RPT-EXCLUSIVE-U.S. agency claims huge hole in Westinghouse's pension plan

 (Repeats story from Friday with no changes to text)
    By Tom Hals
    WILMINGTON, Del., Sept 22 (Reuters) - Employees of U.S.
nuclear power firm Westinghouse Electric Co LLC, which is
bankrupt and reeling from a failed reactor project, got a nasty
surprise recently: in the eyes of the U.S. government's pension
insurer, its retirement plan has a massive shortfall.
    While bankrupt companies often have big pension deficits,
the vast majority flag the underfunding years in advance of
filing for Chapter 11. By contrast, the Westinghouse Electric Co
Pension Plan, which has about 9,700 participants, appeared fully
funded in its most recent report to the Department of Labor in
2015.
    The Pension Benefit Guaranty Corp estimated the pension plan
is unfunded by $937 million, according to previously unreported
court filings in August.
    The shortfall is conditional on Westinghouse using the tools
of bankruptcy to terminate the plan.
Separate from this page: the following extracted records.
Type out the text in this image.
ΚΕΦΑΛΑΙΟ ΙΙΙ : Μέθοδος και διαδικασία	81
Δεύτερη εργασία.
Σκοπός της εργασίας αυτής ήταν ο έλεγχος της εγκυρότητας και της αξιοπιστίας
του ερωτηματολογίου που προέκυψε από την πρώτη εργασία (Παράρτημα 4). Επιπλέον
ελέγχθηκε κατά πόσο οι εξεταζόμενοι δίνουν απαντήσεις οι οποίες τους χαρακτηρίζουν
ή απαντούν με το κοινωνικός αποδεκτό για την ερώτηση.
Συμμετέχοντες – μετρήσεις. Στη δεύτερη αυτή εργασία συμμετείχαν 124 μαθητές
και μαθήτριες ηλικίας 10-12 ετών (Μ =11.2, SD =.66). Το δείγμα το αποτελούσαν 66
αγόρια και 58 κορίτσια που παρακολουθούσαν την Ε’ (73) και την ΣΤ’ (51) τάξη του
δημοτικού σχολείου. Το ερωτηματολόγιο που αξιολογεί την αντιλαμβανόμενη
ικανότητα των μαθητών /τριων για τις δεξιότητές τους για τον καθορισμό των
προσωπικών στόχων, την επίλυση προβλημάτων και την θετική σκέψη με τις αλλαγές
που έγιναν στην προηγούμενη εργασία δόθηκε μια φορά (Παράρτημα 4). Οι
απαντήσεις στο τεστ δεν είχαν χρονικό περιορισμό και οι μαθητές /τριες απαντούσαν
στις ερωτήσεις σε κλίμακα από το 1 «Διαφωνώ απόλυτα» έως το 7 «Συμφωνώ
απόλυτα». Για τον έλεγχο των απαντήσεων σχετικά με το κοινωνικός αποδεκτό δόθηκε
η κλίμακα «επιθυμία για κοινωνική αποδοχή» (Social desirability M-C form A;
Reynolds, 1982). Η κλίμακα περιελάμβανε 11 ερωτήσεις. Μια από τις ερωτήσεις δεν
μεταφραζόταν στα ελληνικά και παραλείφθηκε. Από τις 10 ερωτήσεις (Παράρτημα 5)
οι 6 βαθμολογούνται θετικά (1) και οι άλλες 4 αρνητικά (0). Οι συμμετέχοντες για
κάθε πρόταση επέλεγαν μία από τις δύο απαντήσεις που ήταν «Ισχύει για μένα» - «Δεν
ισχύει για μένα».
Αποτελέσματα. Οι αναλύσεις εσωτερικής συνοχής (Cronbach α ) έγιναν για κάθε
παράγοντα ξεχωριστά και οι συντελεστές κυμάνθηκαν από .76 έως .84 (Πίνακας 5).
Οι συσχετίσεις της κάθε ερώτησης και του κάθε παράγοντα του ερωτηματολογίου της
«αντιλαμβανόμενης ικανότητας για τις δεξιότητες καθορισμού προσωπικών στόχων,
In that case, the PBGC
would step in, take over the plan and apply its more
conservative accounting.
    Westinghouse spokeswoman Sarah Cassella said the company has
not told the agency it will end the plan.
    Westinghouse is considering bids for the company, and has
asked potential buyers to assume the pension would be maintained
and that annual contributions would continue near current
levels, according to a person familiar with the bidding process.
    However, Pittsburgh-based Westinghouse, which is owned by 
Toshiba Corp          of Japan, is expected to attract
private-equity investors who tend to want as few obligations as
possible.
    One actuary who advises pension plans said the PBGC claim
may encourage buyers to insist Westinghouse terminate the plan.
    "It highlights the poorly funded status and so no one really
wants to take on the defined benefit plan," said Greg Reardon,
of consulting firm Cheiron Inc. 
    
    POTENTIAL DISCONTENT
    The PBGC claim exceeds the plan's $926 million in assets and
according to PBGC data it would be among the 10 largest for a
pension shortfall, ranking ahead of Trans World Airlines in 2001
and Pan American Air in 1991 and 1992.
    The claim stems not from mismanagement or fraud, but the way
Westinghouse and the PBGC determine how much is needed today to
pay for future pension benefits.
    Under Department of Labor rules, Westinghouse is required to
assume that a bond portfolio will earn a much higher rate of
return than the current market rates, which are used by the
PBGC. 
    The agency's conservative approach means more money is
needed today to pay for retirees. As a result, PBGC claims in
bankruptcy cases often catch other creditors off guard, said
Joseph House, a principal at Palisades Capital Advisors and
former head of the PBGC's restructuring group.
    The company has said in court documents that retaining
highly specialized engineers is key to its success, and until it
filed for bankruptcy in March the pension was one way to hold on
to top talent.
    Ending the plan would mean more Westinghouse debt and less
for other creditors, and it could mean reduced benefits for the
plan's participants. 
    If the plan is terminated, participants will receive a
guaranteed benefit from the PBGC, which currently hits a maximum
at about $64,000 a year. Any annual pension payments above that
level could be lost, although there are exceptions. 
    A former Westinghouse executive, who asked not to be
identified talking about his former employer, said the PBGC
claim came as a shock, given the plan's funding levels in recent
years and conservative investments.
    "You're going to have a lot of discontent," said the
executive. "It's a great tool to keep people tied to the
company."
    Westinghouse, however, is in cost-cutting mode. The company
said in its recent turnaround plan it would reduce its roughly
11,000 global staff by 7 percent. 
    In July, two utilities in South Carolina canceled a
half-finished nuclear power plant that was meant to be a
showcase for Westinghouse's engineering and design.             
    The South Carolina project and a similar half-finished plant
in Georgia were both billions of dollars over budget and years
behind schedule, which contributed to Westinghouse's bankruptcy.